Percent sign disappears when passed by CALL

Question

This question is originally coming from Escape percent signs in given variables. I do not want to disarrange the good answer over there. But my issue changed a little bit...

Let's assume there is a given string variable enclosed by double quotes which may include one or more percent signes. It is not possible to switch to enabled delayed expansion permanently (other code is already usable). Calling a function including the string variable as a parameter is necessary. This is what I determined so far:

@echo off & setlocal ENABLEEXTENSIONS
SET AlbumArtist=%1
CALL :EscapePoisonChars %AlbumArtist% AlbumArtist_VDN
echo %AlbumArtist_VDN%

CALL :EscapePoisonChars %%AlbumArtist%% AlbumArtist_VDN
echo %AlbumArtist_VDN%
endlocal &GOTO:EOF

:EscapePoisonChars
@echo off & setlocal ENABLEEXTENSIONS
SET TmpString="%~1"
SET TmpString=%TmpString:&=^^^&%
SET TmpString=%TmpString:(=^^^(%
SET TmpString=%TmpString:)=^^^)%
endlocal&SET %2=%TmpString:~1,-1%&GOTO :EOF

I know that this is probably not a "clean solution". But I would like to understand why when the routine is invoked by CALL :EscapePoisonChars %AlbumArtist% AlbumArtist_VDN the percent sign disappears. When called with the string variable %%AlbumArtist%% enclosed by doubled percent signs it gives the wanted output:

D:\Batch>PercentTwins.bat "100% Rock & Roll"
100 Rock & Roll
100% Rock & Roll

D:\Batch>

Why there is a different result if %AlbumArtist% is expanded in- or outside the function :EscapePoisonChars? With echo on I see that the percent sign just disappears with SET TmpString="~1". Any explanations will help me to improve my further cmd techniques. Thanks!

Answer 1

Anyone correct me if I am wrong, but I think when single percent signs in one command are passed on to another command, they will disappear. If it is just used within the same command, it normally will not disappear.

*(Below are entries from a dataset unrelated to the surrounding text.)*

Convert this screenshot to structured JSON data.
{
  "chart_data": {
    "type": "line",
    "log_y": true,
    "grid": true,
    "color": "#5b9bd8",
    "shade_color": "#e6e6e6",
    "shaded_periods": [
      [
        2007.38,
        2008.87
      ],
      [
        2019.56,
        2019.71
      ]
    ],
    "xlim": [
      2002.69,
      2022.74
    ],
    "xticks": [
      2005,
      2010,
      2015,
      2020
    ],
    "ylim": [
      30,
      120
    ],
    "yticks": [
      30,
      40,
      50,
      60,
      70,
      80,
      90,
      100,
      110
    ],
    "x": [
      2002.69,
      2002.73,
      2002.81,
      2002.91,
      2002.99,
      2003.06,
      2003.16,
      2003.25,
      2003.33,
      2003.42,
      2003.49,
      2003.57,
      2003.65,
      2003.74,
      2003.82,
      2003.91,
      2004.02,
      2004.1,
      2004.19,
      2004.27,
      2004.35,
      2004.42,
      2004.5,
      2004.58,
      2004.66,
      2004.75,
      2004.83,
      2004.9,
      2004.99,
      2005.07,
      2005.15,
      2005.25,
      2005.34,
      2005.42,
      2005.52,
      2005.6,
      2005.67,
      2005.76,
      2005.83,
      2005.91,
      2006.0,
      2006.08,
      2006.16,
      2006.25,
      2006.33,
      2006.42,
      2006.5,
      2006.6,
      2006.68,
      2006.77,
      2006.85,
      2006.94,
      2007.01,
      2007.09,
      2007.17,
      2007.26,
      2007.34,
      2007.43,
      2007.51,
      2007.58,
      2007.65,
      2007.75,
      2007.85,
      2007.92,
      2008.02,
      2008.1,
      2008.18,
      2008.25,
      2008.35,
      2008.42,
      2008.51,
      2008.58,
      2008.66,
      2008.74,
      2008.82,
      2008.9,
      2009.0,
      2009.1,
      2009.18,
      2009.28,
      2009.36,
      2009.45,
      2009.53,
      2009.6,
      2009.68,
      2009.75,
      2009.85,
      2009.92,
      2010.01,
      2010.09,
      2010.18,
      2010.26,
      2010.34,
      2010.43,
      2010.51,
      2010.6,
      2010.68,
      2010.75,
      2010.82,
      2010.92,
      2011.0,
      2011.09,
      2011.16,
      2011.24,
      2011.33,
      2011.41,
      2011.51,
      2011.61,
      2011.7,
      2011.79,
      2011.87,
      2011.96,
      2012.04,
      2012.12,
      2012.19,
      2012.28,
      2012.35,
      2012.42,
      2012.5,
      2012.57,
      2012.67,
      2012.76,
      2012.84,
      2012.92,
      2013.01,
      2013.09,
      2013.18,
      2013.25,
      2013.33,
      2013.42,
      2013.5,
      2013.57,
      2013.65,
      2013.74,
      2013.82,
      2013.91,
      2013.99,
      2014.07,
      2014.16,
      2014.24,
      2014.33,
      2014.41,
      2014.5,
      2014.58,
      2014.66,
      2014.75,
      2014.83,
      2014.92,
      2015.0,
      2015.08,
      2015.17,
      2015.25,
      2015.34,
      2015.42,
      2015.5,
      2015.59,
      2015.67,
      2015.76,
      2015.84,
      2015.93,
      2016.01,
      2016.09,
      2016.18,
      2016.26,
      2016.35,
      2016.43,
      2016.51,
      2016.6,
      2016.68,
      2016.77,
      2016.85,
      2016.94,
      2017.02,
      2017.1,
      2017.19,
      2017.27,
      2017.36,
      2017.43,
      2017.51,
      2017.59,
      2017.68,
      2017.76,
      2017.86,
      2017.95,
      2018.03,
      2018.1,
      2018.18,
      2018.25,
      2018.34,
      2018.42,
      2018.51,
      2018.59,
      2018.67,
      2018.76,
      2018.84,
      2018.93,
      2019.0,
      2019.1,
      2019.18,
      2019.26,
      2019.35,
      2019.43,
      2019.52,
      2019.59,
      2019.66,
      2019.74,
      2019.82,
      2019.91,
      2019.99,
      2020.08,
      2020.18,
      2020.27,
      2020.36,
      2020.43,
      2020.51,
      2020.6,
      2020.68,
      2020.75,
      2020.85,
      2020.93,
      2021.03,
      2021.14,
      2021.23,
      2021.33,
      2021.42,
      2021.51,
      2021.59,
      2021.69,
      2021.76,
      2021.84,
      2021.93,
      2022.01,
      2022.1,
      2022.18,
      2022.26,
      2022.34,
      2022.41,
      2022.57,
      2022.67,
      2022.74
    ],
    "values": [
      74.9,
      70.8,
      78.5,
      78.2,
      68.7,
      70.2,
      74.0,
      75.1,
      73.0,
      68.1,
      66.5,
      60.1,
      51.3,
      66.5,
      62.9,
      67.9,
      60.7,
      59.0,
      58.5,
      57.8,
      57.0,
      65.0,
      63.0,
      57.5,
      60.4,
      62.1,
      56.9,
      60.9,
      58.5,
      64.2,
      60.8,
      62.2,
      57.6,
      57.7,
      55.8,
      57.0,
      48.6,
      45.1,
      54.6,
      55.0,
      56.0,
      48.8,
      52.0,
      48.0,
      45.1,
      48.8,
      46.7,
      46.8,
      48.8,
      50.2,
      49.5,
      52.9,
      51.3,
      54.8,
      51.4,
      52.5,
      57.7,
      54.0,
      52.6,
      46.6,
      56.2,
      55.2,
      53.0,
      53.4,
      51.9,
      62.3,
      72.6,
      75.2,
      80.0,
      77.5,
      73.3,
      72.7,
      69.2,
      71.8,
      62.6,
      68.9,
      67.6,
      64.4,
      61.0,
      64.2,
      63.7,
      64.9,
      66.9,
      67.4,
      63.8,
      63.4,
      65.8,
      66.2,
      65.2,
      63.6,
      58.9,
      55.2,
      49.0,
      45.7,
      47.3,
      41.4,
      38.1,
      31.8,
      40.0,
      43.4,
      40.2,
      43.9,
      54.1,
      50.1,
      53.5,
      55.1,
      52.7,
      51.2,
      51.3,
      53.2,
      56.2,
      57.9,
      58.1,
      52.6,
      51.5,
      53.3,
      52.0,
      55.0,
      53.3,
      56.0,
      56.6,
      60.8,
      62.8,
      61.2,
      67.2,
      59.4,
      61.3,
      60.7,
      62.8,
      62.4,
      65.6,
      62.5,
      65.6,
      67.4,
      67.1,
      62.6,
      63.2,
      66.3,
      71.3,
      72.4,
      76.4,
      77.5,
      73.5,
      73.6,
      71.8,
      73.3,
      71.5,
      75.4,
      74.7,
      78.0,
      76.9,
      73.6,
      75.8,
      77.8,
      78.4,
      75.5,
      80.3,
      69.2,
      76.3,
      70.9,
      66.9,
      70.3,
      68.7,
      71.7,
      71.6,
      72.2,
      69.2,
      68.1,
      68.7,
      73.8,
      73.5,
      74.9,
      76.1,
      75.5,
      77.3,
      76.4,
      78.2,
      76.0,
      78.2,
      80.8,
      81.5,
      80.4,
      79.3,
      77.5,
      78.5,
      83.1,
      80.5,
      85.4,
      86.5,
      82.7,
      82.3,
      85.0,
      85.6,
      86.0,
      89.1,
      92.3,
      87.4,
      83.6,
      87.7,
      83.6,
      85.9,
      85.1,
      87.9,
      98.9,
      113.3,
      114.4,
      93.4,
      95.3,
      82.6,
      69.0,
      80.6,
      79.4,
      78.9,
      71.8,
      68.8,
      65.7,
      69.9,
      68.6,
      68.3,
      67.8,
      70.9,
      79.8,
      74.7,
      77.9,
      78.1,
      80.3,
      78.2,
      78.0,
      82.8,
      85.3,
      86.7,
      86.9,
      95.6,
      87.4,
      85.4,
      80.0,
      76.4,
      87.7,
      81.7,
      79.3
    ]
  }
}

(There is probably a more 'correct' way of saying this, or this idea might be wrong altogether)

(some info on percent signs at Microsoft Support website)

Answer 2

The call command initiates the % parsing phase a second time (reference the accepted answer to the question post How does the Windows Command Interpreter (CMD.EXE) parse scripts?); this lets the % signs disappear. You could double the % signs in advance, but you would need to enable delayed expansion for that, like this:

@echo off & setlocal ENABLEEXTENSIONS EnableDelayedExpansion
SET AlbumArtist=%1
set AlbumArtist=!AlbumArtist:%%=%%%%!
CALL :EscapePoisonChars %AlbumArtist% AlbumArtist_VDN
echo %AlbumArtist_VDN%
endlocal &GOTO:EOF

In your second sub-routine call, the two parsing phases do not ever see the % signs of the original string; the first phase expands %%AlbumArtist%% to %AlbumArtist% literally, the second phase expands it to 100% Rock & Roll.

But:
There is no need for all that, you do not need the sub-routine at all, when you stick to the only safe set syntax and ensure to always have the string quoted properly:

set "AlbumArtist=%~1"

%1 would return the string as given; %~1 removes potential surrounding quotation marks. Enclosing the entire assignment expression within quotation marks makes the syntax robust against poisonous characters by not considering the "" as part of the assigned string itself.

When using/returning the string (by echo as in the example here), you need to enclose the string within quotes again to maintain safety, in case you are using normal (immediate) % expansion:

set "AlbumArtist=%~1"
echo "%AlbumArtist%"

Alternatively, delayed expansion makes reading variables safe even without quotation marks:

set "AlbumArtist=%~1"
setlocal EnableDelayedExpansion
echo !AlbumArtist!
endlocal